The writing bug first snagged Cheryl through her penning of a personal essay, for which she received an award and publication. However, today short story fiction is what drives her writing, with an emphasis on Southern Gothic. Since her roots are buried deep in the bayous of Southern Louisiana, it is a natural fit. When not visiting the mysteries of her childhood home she also writes fantasy and science fiction.
She is the mother of eight grown children. Thus the theme of family and all that it entails, are prominent in her fiction. She had this to say about the rich culture of the South where she was raised, and how it influences her writing: “My grandmother was a believer in voodoo and practiced the every day forms such as creating love gri-gri’s (charm pouches).
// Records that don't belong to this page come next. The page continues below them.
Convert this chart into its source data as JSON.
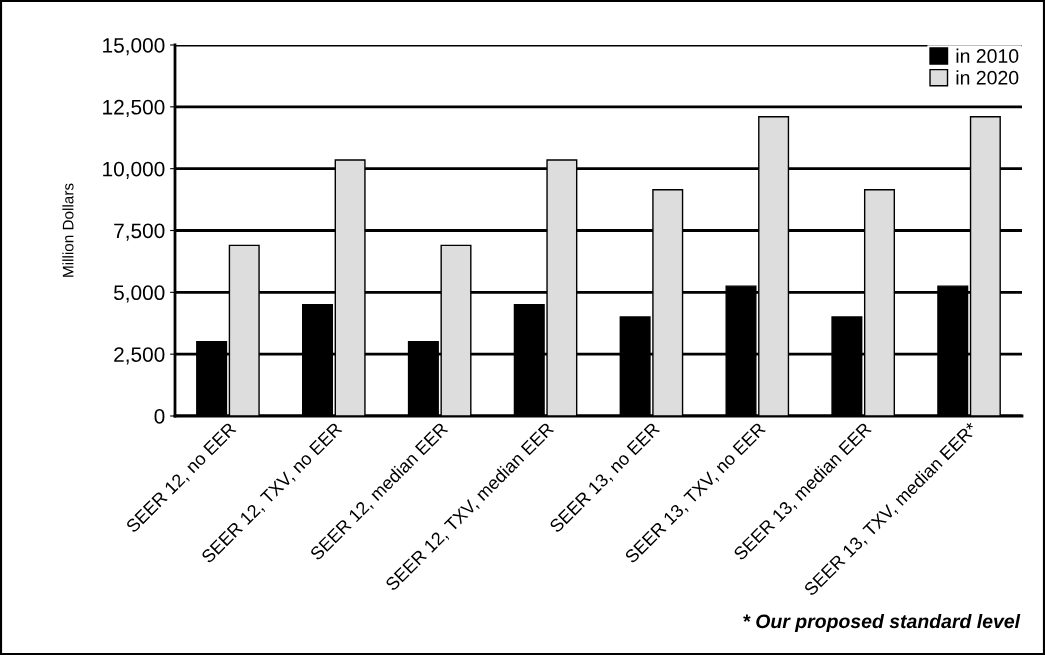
{
  "chart_data": {
    "type": "bar",
    "ylabel": "Million Dollars",
    "categories": [
      "SEER 12, no EER",
      "SEER 12, TXV, no EER",
      "SEER 12, median EER",
      "SEER 12, TXV, median EER",
      "SEER 13, no EER",
      "SEER 13, TXV, no EER",
      "SEER 13, median EER",
      "SEER 13, TXV, median EER*"
    ],
    "series": [
      {
        "name": "in 2010",
        "color": "#000000",
        "values": [
          3000,
          4500,
          3000,
          4500,
          4000,
          5250,
          4000,
          5250
        ]
      },
      {
        "name": "in 2020",
        "color": "#dddddd",
        "values": [
          6900,
          10350,
          6900,
          10350,
          9150,
          12100,
          9150,
          12100
        ]
      }
    ],
    "ylim": [
      0,
      15000
    ],
    "yticks": [
      {
        "value": 0,
        "label": "0"
      },
      {
        "value": 2500,
        "label": "2,500"
      },
      {
        "value": 5000,
        "label": "5,000"
      },
      {
        "value": 7500,
        "label": "7,500"
      },
      {
        "value": 10000,
        "label": "10,000"
      },
      {
        "value": 12500,
        "label": "12,500"
      },
      {
        "value": 15000,
        "label": "15,000"
      }
    ],
    "grid": "y",
    "legend": "top right",
    "annotations": [
      "* Our proposed standard level"
    ]
  }
}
She once cured me of a reoccurring bout of warts on my hand by using an aluminum plate, candle and holy water; the warts never came back. Writing gothic tales, featuring the dead, is very natural to me because in the south we live with our dead. They walk beside us and talk to us daily.”
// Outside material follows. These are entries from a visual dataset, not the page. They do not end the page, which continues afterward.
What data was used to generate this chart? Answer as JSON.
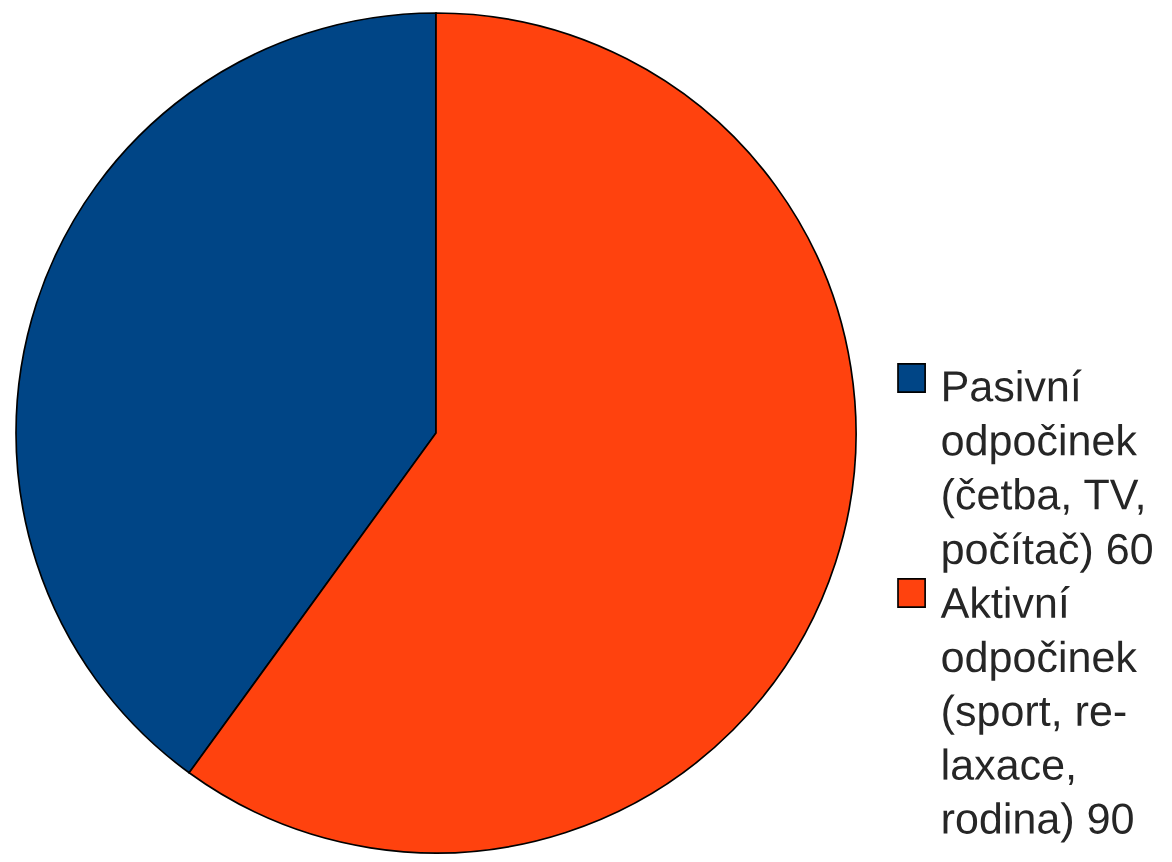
{
  "chart_data": {
    "type": "pie",
    "categories": [
      "Pasivní\nodpočinek\n(četba, TV,\npočítač) 60",
      "Aktivní\nodpočinek\n(sport, re-\nlaxace,\nrodina) 90"
    ],
    "values": [
      60,
      90
    ],
    "colors": [
      "#004586",
      "#ff420e"
    ],
    "legend": "right"
  }
}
When Cheryl is not writing, you will find her at an easel covered in oil paint. “When I write I usually have a picture in my mind of a painting to go with the story. The same holds true when the picture of a painting forms in my mind. It’s usually followed closely with an idea for a story. I hope everyone enjoys my interpretation of ShadowSpinners. I was greatly honored when asked to provide my vision in the from of an oil painting for the website.”
Cheryl’s paintings have been juried into Maude Kerns Art Center’s annual “Day of the Dead” show for the past three years, as well as in their 2012 “Art Expressing Music” exhibit. Her art has also hung in New Zone Gallery, Emerald Art Center and Unity of the Valley Spiritual Center.